Alia souffla d'abord cette remarque, puis se remémora les sensations qui l'avait traversées dans la matinée.

- C'est quoi avoir le coeur brisé ? demanda la jeune fille maladroitement. Enfin, je veux dire on ressent quoi ?

- Eh bien, c'est très simple, l'expression parle d'elle même, expliqua la mère calmement, on croirait vraiment que ton coeur se casse en mille morceaux, c'est très fort comme sensation. Mais ça n'arrive qu'aux très grands amoureux ! ajouta-t-elle.

- Quoi ?! faillit s'étouffer la jeune fille avec son café.

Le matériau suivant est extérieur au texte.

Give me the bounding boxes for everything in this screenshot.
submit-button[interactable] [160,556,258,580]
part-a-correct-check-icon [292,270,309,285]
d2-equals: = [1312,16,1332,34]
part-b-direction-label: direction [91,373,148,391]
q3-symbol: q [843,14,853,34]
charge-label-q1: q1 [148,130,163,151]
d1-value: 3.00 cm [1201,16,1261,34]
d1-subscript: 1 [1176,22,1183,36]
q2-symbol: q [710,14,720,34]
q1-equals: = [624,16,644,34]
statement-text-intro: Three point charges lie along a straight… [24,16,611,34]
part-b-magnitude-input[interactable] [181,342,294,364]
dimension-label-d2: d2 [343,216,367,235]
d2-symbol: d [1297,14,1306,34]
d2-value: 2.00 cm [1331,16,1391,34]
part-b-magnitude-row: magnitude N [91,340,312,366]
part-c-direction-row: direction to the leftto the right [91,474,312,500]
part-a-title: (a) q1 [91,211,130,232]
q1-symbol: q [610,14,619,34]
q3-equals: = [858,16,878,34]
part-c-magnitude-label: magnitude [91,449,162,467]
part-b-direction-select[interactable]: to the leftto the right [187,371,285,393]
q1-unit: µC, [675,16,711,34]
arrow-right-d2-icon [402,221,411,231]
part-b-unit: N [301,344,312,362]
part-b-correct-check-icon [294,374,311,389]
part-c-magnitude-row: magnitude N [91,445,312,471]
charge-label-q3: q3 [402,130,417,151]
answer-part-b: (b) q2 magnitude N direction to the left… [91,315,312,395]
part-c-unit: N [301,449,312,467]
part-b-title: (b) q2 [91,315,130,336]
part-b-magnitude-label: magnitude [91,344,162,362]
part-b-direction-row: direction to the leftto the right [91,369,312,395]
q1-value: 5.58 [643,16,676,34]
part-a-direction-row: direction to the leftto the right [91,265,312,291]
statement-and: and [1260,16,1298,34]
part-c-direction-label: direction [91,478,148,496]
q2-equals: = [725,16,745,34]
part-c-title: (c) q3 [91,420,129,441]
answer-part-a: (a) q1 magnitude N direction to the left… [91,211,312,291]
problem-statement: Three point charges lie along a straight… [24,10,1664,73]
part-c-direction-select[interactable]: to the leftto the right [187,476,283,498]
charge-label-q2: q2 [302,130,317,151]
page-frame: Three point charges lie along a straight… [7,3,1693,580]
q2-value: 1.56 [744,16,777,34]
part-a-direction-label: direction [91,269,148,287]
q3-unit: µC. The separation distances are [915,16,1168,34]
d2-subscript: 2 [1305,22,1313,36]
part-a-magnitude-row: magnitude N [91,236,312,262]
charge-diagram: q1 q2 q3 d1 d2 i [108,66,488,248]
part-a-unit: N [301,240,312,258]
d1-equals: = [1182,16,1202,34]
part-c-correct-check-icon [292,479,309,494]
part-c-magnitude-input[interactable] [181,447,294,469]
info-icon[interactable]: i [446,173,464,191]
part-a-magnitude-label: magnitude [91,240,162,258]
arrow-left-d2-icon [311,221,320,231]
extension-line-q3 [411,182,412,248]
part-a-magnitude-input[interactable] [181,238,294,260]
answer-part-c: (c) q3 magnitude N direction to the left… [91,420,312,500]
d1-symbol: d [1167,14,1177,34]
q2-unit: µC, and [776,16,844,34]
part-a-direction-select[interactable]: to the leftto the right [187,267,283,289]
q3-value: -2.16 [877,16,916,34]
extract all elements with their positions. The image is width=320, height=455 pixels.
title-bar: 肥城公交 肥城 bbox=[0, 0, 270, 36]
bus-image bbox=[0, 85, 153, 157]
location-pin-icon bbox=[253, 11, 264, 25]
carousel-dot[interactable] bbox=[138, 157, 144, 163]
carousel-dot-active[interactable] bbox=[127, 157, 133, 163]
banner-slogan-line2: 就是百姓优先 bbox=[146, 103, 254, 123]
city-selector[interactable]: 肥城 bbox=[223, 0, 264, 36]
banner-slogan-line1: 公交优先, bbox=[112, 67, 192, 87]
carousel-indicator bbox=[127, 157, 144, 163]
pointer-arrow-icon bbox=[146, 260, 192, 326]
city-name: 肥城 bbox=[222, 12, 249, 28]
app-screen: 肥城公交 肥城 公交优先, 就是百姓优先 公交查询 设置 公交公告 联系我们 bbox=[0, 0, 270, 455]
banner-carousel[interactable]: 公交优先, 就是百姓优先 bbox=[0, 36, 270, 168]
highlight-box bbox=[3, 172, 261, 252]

Mais non, c'est impossible ! réfléchissait elle à haute voix.

- Oh ma chérie, je suis désolée pour toi... ne t'inquiète pas ça finit par passer avec le temps... voulu-t-elle la consoler en s'approchant d'elle pour lui offrir une étreinte.

- Mais non, je ne peux pas être amoureuse d'elle ! continua la jeune fille avec un ton stupéfait.

- Ah donc c'est une fille ? Tu sais il n'y aucun mal à ça, tu as le droit d'être amoureuse de n'importe quelle personne peu importe son genre ! rétorqua la mère.

Alia voulu répondre que le problème n'était pas son genre mais plutôt sa profession, son statut vis à vis d'elle, mais choisit de s'abstenir et de laisser penser ces suppositions à sa mère. Elle n'ajouta rien de plus, et après un rapide remerciement à sa mère qui l'avait tout de même aidée à y voir plus claire, elle rejoignit sa chambre.

Elle s'affala dans son lit et laissa aller ses tourments. Donc c'est ça, je suis si heureuse dès que Milla porte son attention sur moi mais si triste quand elle met des barrières entre nous, parce que je suis amoureuse d'elle ? Je n'ai jamais ressenti quelconque amour ou même attirance pour qui que ce soit, et il a fallu que ça tombe sur Milla ? Et je suis vraiment en train de penser à elle avec son prénom ? ne cessaient de s'intercaler les questions rhétoriques dans l'esprit de la jeune fille. Mais je dois oublier ça, elle n'aimera jamais une gamine comme moi ! y mit elle un terme. Et puis sans même parler d'amour, elle m'a abandonnée, et jamais je n'accepterai l'abandon de quiconque, se résignait elle.

Alia fut bouleversée pour la soirée de cette révélation, comme si l'on lui avait donné un scoop improbable sur un de ses amis, mais pourtant il s'agissait bien d'elle. Elle décida de refouler tous ces sentiments, et sans trop de peine, puisque la colère se chargeait amplement de cela. Désormais, Milla redevenait Santini, et Santini ne serait que sa prof de philo et rien de plus. Elle ne voulait définitivement plus entendre parler d'elle en dehors des cours de philo. Elle finit par s'endormir, laissant son cerveau et son coeur se reposer et se remettre de cette journée.